|
Menteri Agama Surya Dharma Ali
(SDA) yang langsung menutup pidatonya ketika suara azan berkumandang di Masjid
Baitur Rahman, Tasikmalaya, Senin awal bulan ini, masih ramai diperbincangkan
publik di daerah itu. Bahkan, sang muadzin
pun dituding menghentikan "paksa" pidato menteri. Ternyata, menteri
tidak melanjutkan pidatonya dengan terburu-buru meninggalkan masjid begitu azan
selesai. Padahal rencananya, setelah pidato untuk penyerahan bantuan kepada
mantan jama'ah Ahmadiyah itu, SDA diminta untuk meletakkan batu pertama
pembangunan Islamic Center
Tasikmalaya.
Sebelumnya, sekitar satu tahun
lalu suara azan pernah menjadi perdebatan panjang. Ketika itu Wakil Presiden
Boediono melontarkan gagasan untuk tidak menggunakan pengeras suara untuk
mengumandangkan azan di masjid. Gagasan itupun menuai kontroversi, banyak yang
kontra dan tak sedikit juga yang menanggapi positif.

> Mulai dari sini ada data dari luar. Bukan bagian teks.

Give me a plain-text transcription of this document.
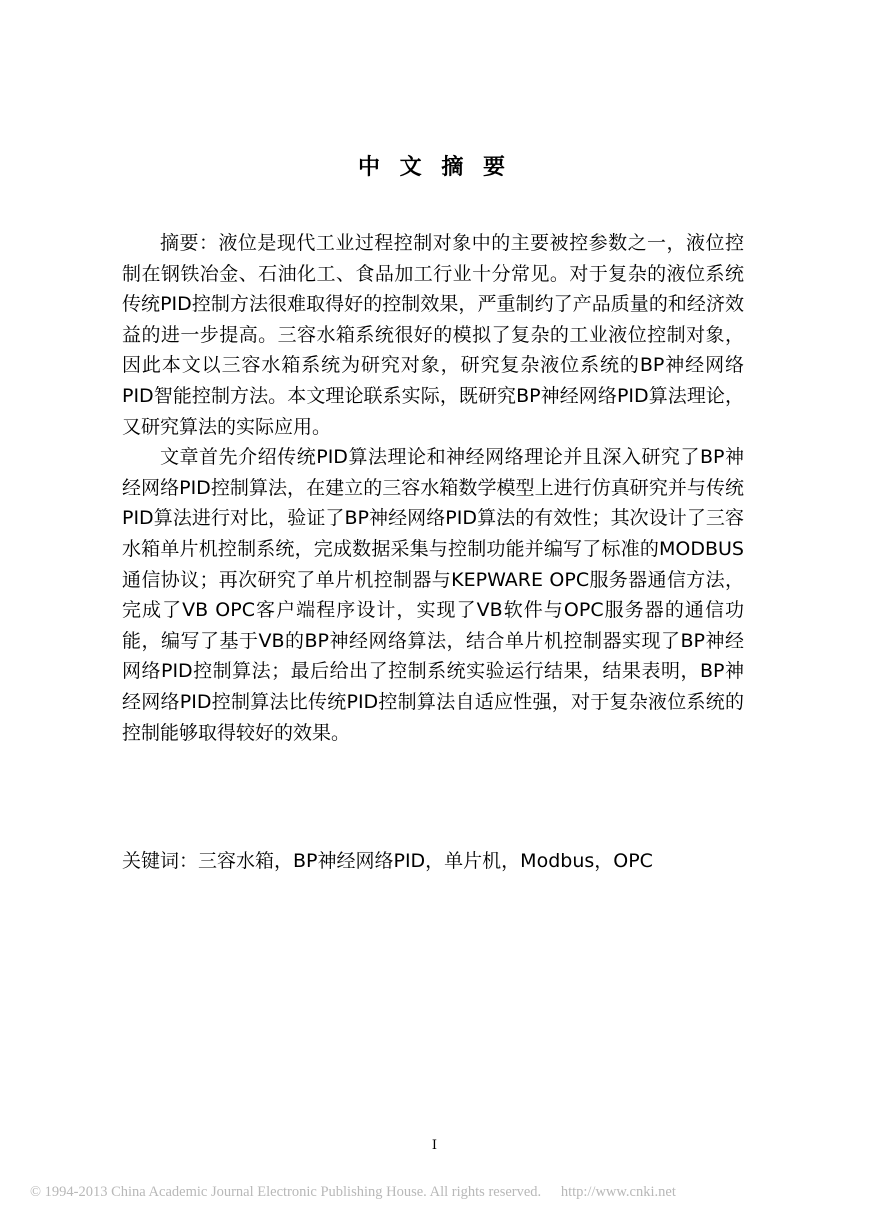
中 文 摘 要

摘要：液位是现代工业过程控制对象中的主要被控参数之一，液位控制在钢铁冶金、石油化工、食品加工行业十分常见。对于复杂的液位系统传统PID控制方法很难取得好的控制效果，严重制约了产品质量的和经济效益的进一步提高。三容水箱系统很好的模拟了复杂的工业液位控制对象，因此本文以三容水箱系统为研究对象，研究复杂液位系统的BP神经网络PID智能控制方法。本文理论联系实际，既研究BP神经网络PID算法理论，又研究算法的实际应用。

文章首先介绍传统PID算法理论和神经网络理论并且深入研究了BP神经网络PID控制算法，在建立的三容水箱数学模型上进行仿真研究并与传统PID算法进行对比，验证了BP神经网络PID算法的有效性；其次设计了三容水箱单片机控制系统，完成数据采集与控制功能并编写了标准的MODBUS通信协议；再次研究了单片机控制器与KEPWARE OPC服务器通信方法，完成了VB OPC客户端程序设计，实现了VB软件与OPC服务器的通信功能，编写了基于VB的BP神经网络算法，结合单片机控制器实现了BP神经网络PID控制算法；最后给出了控制系统实验运行结果，结果表明，BP神经网络PID控制算法比传统PID控制算法自适应性强，对于复杂液位系统的控制能够取得较好的效果。

关键词：三容水箱，BP神经网络PID，单片机，Modbus，OPC
I
© 1994-2013 China Academic Journal Electronic Publishing House. All rights reserved. http://www.cnki.net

Azan tampaknya menjadi perkara
sensitif yang jika disinggung akan menuai kontroversi di masyarakat, terutama
bagi umat Islam. Bahkan Direktur Jenderal Bimas Islam mengeluarkan Intruksi
Nomor KEP/D/101/1978 tentang tuntunan penggunaan pengeras suara di masjid,
terutama untuk mengatur azan. Said Aqil Siradj dalam, "Azan dan Kepedulian
Masyarakat" yang dimuat Jawa Pos, 16 Mei 2012 menjelaskan bahwa azan bagi
umat Islam diyakini sebagai "perintah syariat". Secara bahasa -
mencuplik kitab Lisan Al-Arab susunan Ibnu Al-Mandzur - bermakna pemberitahuan
(al-i'lam). Sayyid Sabiq dalam kitab Fiqh al-sunnah mengungkapkan bahwa
kata-kata yang terurai dalam azan mengandung seruan aqidah, pengagungan kepada
Allah, pemantapan risalah kenabian, ajakan beribadah, dan kemenangan.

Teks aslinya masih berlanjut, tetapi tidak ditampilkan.